Sunday 17thDecember 2023

They will be punished with everlasting destruction
and shut out from the presence of the Lord
and from the glory of his might
on the day he comes to be glorified in his holy people
and to be marvelled at among those who have believed.
This includes you…
2 Thessalonians 1:9-10 (NIV)

Dear Brothers and Sisters,

Hope of Heaven and the Fear of Hell
I understand that the Christian year has not always begun with Advent.  It used to begin with Easter Day, and it is not hard to see why, since the resurrection of Jesus marks the beginning of the new creation.  But by the fourth century the western church had established Christmas Day as the start of the church year (and it is not hard to see why that would be, starting the year with the birth of Jesus our Saviour).  Then Christmas was preceded by a period of preparation for baptisms at Epiphany (January 6th), which became known as Advent. 
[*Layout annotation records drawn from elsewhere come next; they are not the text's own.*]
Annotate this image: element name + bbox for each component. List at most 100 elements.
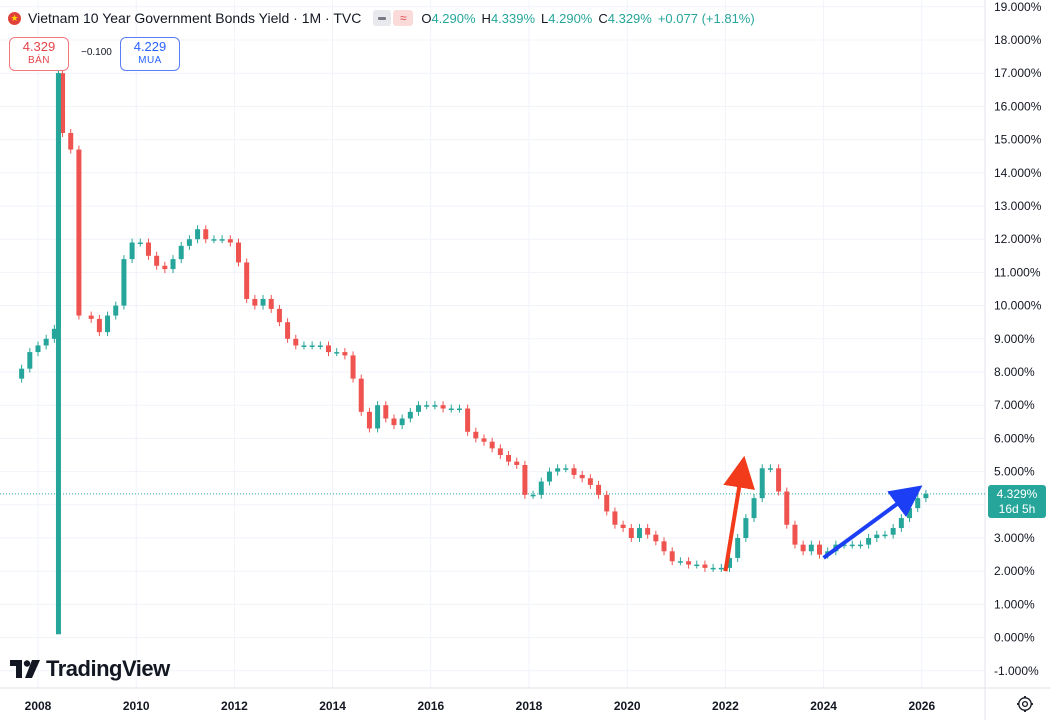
candle-body — [186, 239, 192, 246]
candle-body — [227, 239, 233, 243]
candle-body — [43, 338, 49, 346]
change-value: +0.077 (+1.81%) — [657, 10, 755, 26]
candle-body — [596, 484, 602, 495]
candle-body — [465, 408, 471, 432]
candle-body — [759, 468, 765, 499]
candle-body — [440, 405, 446, 409]
y-tick-label: 10.000% — [994, 299, 1042, 313]
candle-body — [35, 345, 41, 353]
x-axis: 2008 2010 2012 2014 2016 2018 2020 2022 2024 2026 — [25, 699, 936, 713]
candle-body — [358, 378, 364, 412]
hide-indicator-button[interactable] — [373, 10, 392, 26]
x-tick-label: 2026 — [908, 699, 935, 713]
candle-body — [121, 259, 127, 306]
candle-body — [784, 491, 790, 525]
candle-body — [726, 557, 732, 568]
chart-legend: ★ Vietnam 10 Year Government Bonds Yield… — [8, 8, 755, 28]
y-tick-label: 9.000% — [994, 332, 1035, 346]
candle-body — [915, 498, 921, 509]
candle-body — [776, 468, 782, 492]
candle-body — [145, 242, 151, 256]
candle-body — [88, 315, 94, 319]
candle-body — [555, 468, 561, 472]
symbol-title[interactable]: Vietnam 10 Year Government Bonds Yield ·… — [28, 10, 362, 26]
candle-body — [252, 298, 258, 306]
candle-body — [530, 494, 536, 497]
candle-body — [424, 405, 430, 407]
candle-body — [694, 564, 700, 567]
sell-button[interactable]: 4.329 BÁN — [9, 37, 69, 71]
candle-body — [579, 474, 585, 479]
y-tick-label: 12.000% — [994, 232, 1042, 246]
candle-body — [890, 528, 896, 535]
candle-body — [522, 464, 528, 495]
buy-label: MUA — [138, 55, 162, 66]
candle-body — [563, 468, 569, 470]
tradingview-logo[interactable]: TradingView — [10, 656, 170, 682]
candle-body — [219, 239, 225, 241]
high-value: 4.339% — [490, 10, 536, 26]
candle-body — [841, 544, 847, 547]
candle-body — [342, 352, 348, 356]
y-tick-label: 15.000% — [994, 133, 1042, 147]
candle-body — [907, 508, 913, 519]
candle-body — [407, 411, 413, 419]
x-tick-label: 2016 — [417, 699, 444, 713]
y-tick-label: 1.000% — [994, 597, 1035, 611]
y-axis: 19.000% 18.000% 17.000% 16.000% 15.000% 14.00… — [994, 0, 1042, 678]
candle-body — [849, 544, 855, 547]
candle-body — [538, 481, 544, 495]
candle-body — [203, 229, 209, 240]
candle-body — [669, 551, 675, 562]
candle-body — [416, 405, 422, 412]
last-price-value: 4.329% — [996, 486, 1038, 501]
candle-body — [154, 255, 160, 266]
y-tick-label: 19.000% — [994, 0, 1042, 14]
candle-body — [857, 544, 863, 547]
candle-body — [743, 518, 749, 538]
candle-body — [375, 405, 381, 429]
candle-body — [751, 498, 757, 519]
gear-icon[interactable] — [1016, 695, 1034, 713]
candle-body — [866, 538, 872, 545]
candle-body — [677, 561, 683, 563]
y-tick-label: 8.000% — [994, 365, 1035, 379]
candle-body — [620, 524, 626, 529]
candle-body — [686, 561, 692, 565]
candle-body — [571, 468, 577, 475]
candle-body — [636, 528, 642, 538]
buy-button[interactable]: 4.229 MUA — [120, 37, 180, 71]
y-tick-label: 2.000% — [994, 564, 1035, 578]
y-tick-label: 7.000% — [994, 398, 1035, 412]
candle-body — [817, 544, 823, 555]
last-price-label: 4.329% 16d 5h — [988, 485, 1046, 518]
candle-body — [399, 418, 405, 426]
x-tick-label: 2024 — [810, 699, 837, 713]
y-tick-label: 5.000% — [994, 465, 1035, 479]
candle-body — [514, 461, 520, 465]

However, whatever the history, it is a sound instinct to keep the two comings of Jesus together in our minds, and to remember that the one who is coming again is the one who has come already.  That is, the one who is coming as Judge of all is the one who has already come as Saviour of the world.  In fact, the reason God came in the flesh two thousand years ago was precisely so he could bear in our place the judgment we deserve from him at the end of the world.  That means, if we have already found Jesus to be our Saviour, we have no reason to fear the judgment when it comes (as it will).

One of the songs we love to sing at Christmas takes us on this same journey, beginning as it does with the incarnation when “From the squalor of a borrowed stable, by the Spirit and a virgin’s faith … came the Saviour of the human race.”  The song finishes with the final judgment when “the skies will part as the trumpet sounds hope of heaven or the fear of hell.”  And it takes us there via the cross where “He was punished for a world’s transgressions … loosing sinners from the claims of hell.”

Actually, the song does not quite finish with the final judgment; it looks beyond it as it assures us that “the Bride will run to her Lover’s arms, giving glory to Immanuel!”  It reminds us that, while judgment is inevitable and necessary, it is not the ultimate purpose of Christ coming again, which is “to be glorified among his holy people and to be marvelled at among those who have believed.”  And that includes us!

Lord, thank you for being honest with us about the judgment to come when you come again, and thank you for coming the first time to bear that judgment for me and all who believe.  Amen.